After getting back from the eclipse viewing, it was time for three big trips. First, I traveled to Pittsburgh to keynote the Thrival Innovation Festival. The first day of the festival explored the power for AI to change the world. My presentation centered on the "AI for Good" movement broadly, and the work of the XPRIZE teams in particular. While wandering by buskers in front of ancient greek facades at the Carnegie Museum of Art, it became clear that AI had somehow become cool. Our talks and panels on artificial intelligence opened a music festival headlined by Wiz Khalifa and many musical acts that are apparently quite popular outside the ivory tower.

September 29th, 2017. The Thrival Innovation Festival was split between technology and music components. This picture was taken at a derelict steel furnace playing host to the music portion of the festival. I have never had such a feeling of being stuck in a cyberpunk-steampunk mashup.

After Thrival I had two responsibilities. The first was repackaging my dissertation into a forthcoming book chapter titled, "Connecting Conservation Research and Implementation: Building a Wildfire Assistant". The second was representing the XPRIZE Foundation at the Partnership on AI in Berlin. I have always liked the idea of expatriating to write a book, so I traveled to Berlin early and summarized my graduate research from the lounge of a hostel boat on the Spree.

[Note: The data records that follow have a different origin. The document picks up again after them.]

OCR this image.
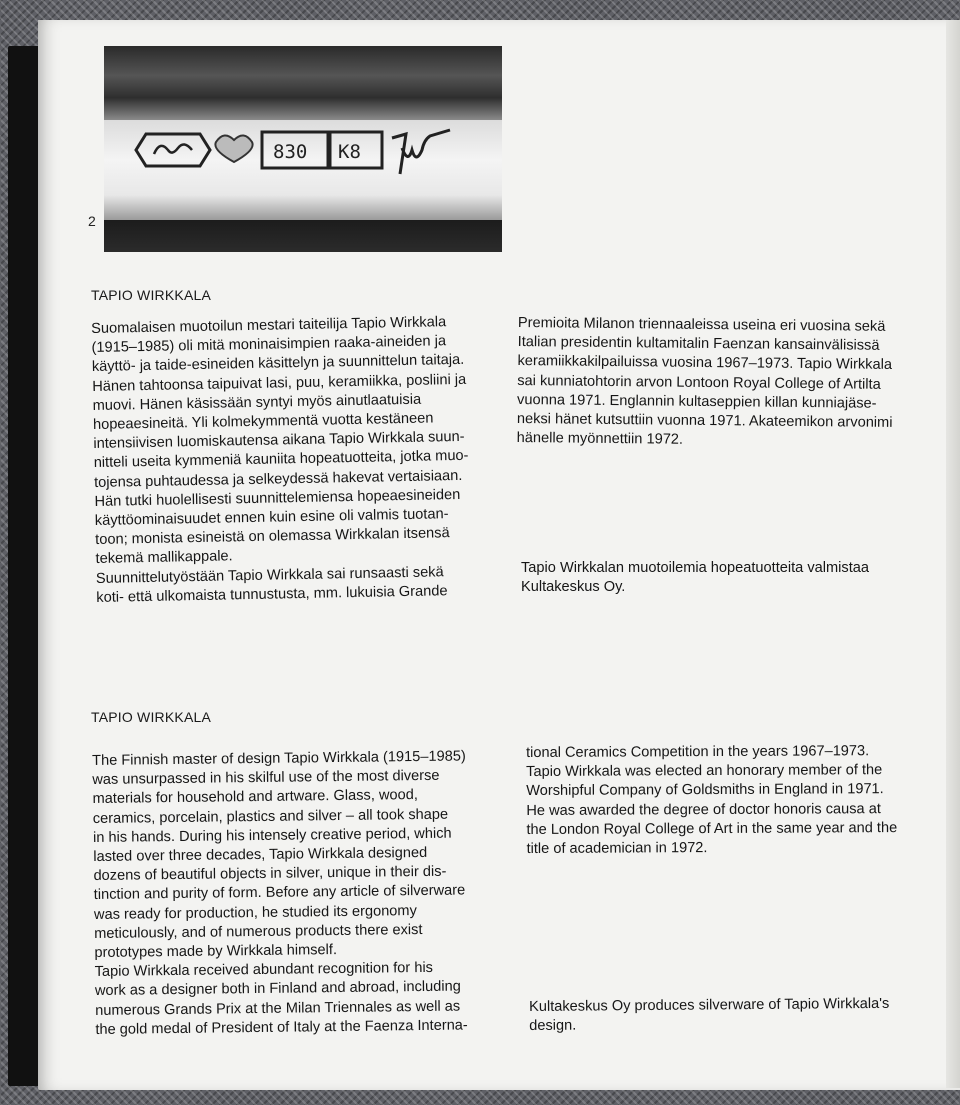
830 K8
2
TAPIO WIRKKALA
Suomalaisen muotoilun mestari taiteilija Tapio Wirkkala
(1915–1985) oli mitä moninaisimpien raaka-aineiden ja
käyttö- ja taide-esineiden käsittelyn ja suunnittelun taitaja.
Hänen tahtoonsa taipuivat lasi, puu, keramiikka, posliini ja
muovi. Hänen käsissään syntyi myös ainutlaatuisia
hopeaesineitä. Yli kolmekymmentä vuotta kestäneen
intensiivisen luomiskautensa aikana Tapio Wirkkala suun-
nitteli useita kymmeniä kauniita hopeatuotteita, jotka muo-
tojensa puhtaudessa ja selkeydessä hakevat vertaisiaan.
Hän tutki huolellisesti suunnittelemiensa hopeaesineiden
käyttöominaisuudet ennen kuin esine oli valmis tuotan-
toon; monista esineistä on olemassa Wirkkalan itsensä
tekemä mallikappale.
Suunnittelutyöstään Tapio Wirkkala sai runsaasti sekä
koti- että ulkomaista tunnustusta, mm. lukuisia Grande
Premioita Milanon triennaaleissa useina eri vuosina sekä
Italian presidentin kultamitalin Faenzan kansainvälisissä
keramiikkakilpailuissa vuosina 1967–1973. Tapio Wirkkala
sai kunniatohtorin arvon Lontoon Royal College of Artilta
vuonna 1971. Englannin kultaseppien killan kunniajäse-
neksi hänet kutsuttiin vuonna 1971. Akateemikon arvonimi
hänelle myönnettiin 1972.
Tapio Wirkkalan muotoilemia hopeatuotteita valmistaa
Kultakeskus Oy.
TAPIO WIRKKALA
The Finnish master of design Tapio Wirkkala (1915–1985)
was unsurpassed in his skilful use of the most diverse
materials for household and artware. Glass, wood,
ceramics, porcelain, plastics and silver – all took shape
in his hands. During his intensely creative period, which
lasted over three decades, Tapio Wirkkala designed
dozens of beautiful objects in silver, unique in their dis-
tinction and purity of form. Before any article of silverware
was ready for production, he studied its ergonomy
meticulously, and of numerous products there exist
prototypes made by Wirkkala himself.
Tapio Wirkkala received abundant recognition for his
work as a designer both in Finland and abroad, including
numerous Grands Prix at the Milan Triennales as well as
the gold medal of President of Italy at the Faenza Interna-
tional Ceramics Competition in the years 1967–1973.
Tapio Wirkkala was elected an honorary member of the
Worshipful Company of Goldsmiths in England in 1971.
He was awarded the degree of doctor honoris causa at
the London Royal College of Art in the same year and the
title of academician in 1972.
Kultakeskus Oy produces silverware of Tapio Wirkkala's
design.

October 24th, 2017. The Partnership on AI is an organization founded by Amazon, Apple, Google, Facebook, IBM, and Microsoft, but the leadership is split 50/50 between these tech companies and non-profits. The goal is to collaboratively work to produce the greatest social benefit from AI while avoiding the greatest harms. It was a tremendous honor to affix my signature to this document with people whose systems touch the lives of nearly everyone on earth.

Shortly after returning from Berlin, the first round of the AI XPRIZE wrapped up and we sent the notifications to teams. This concluded the bulk of the XPRIZE consulting work until the next annual reporting period.

Interviewing for Work

Following Berlin, I hit the job market in a big way. I was doing coding and culture/fit interviews on the phone almost every day. Some were successful and reached an offer, others went hilariously wrong-- like when pneumonia began setting in during an all-day onsite interview! Ask me about more interview stories in the future -- it is deserving of a complete blog post. By the start of December I was about to accept a job offer with a startup in the Bay Area when I unexpectedly got a referral for an interesting startup in...Orange County!

Following a frantic interview process, I am pleased to say I am joining Syntiant to build neural network models that can run on analog hardware. The value proposition is that you can run analog hardware at much lower power than digital chips, so you can have more intelligence embedded in your phone. I am very excited for the work because we have the potential to increase the privacy of AI systems and solve some interesting neural network problems in the process.

Also excellent: the work does not preclude me from continuing involvement with my IBM Watson AI XPRIZE, or my work on solar modeling. :)

The Future

I'm back!

January 20th, 2018. I made it back to the beach. On this uncharacteristically cold day, I went on a barefoot beach run with a beautiful sunset over Catalina Island in the background. Come visit!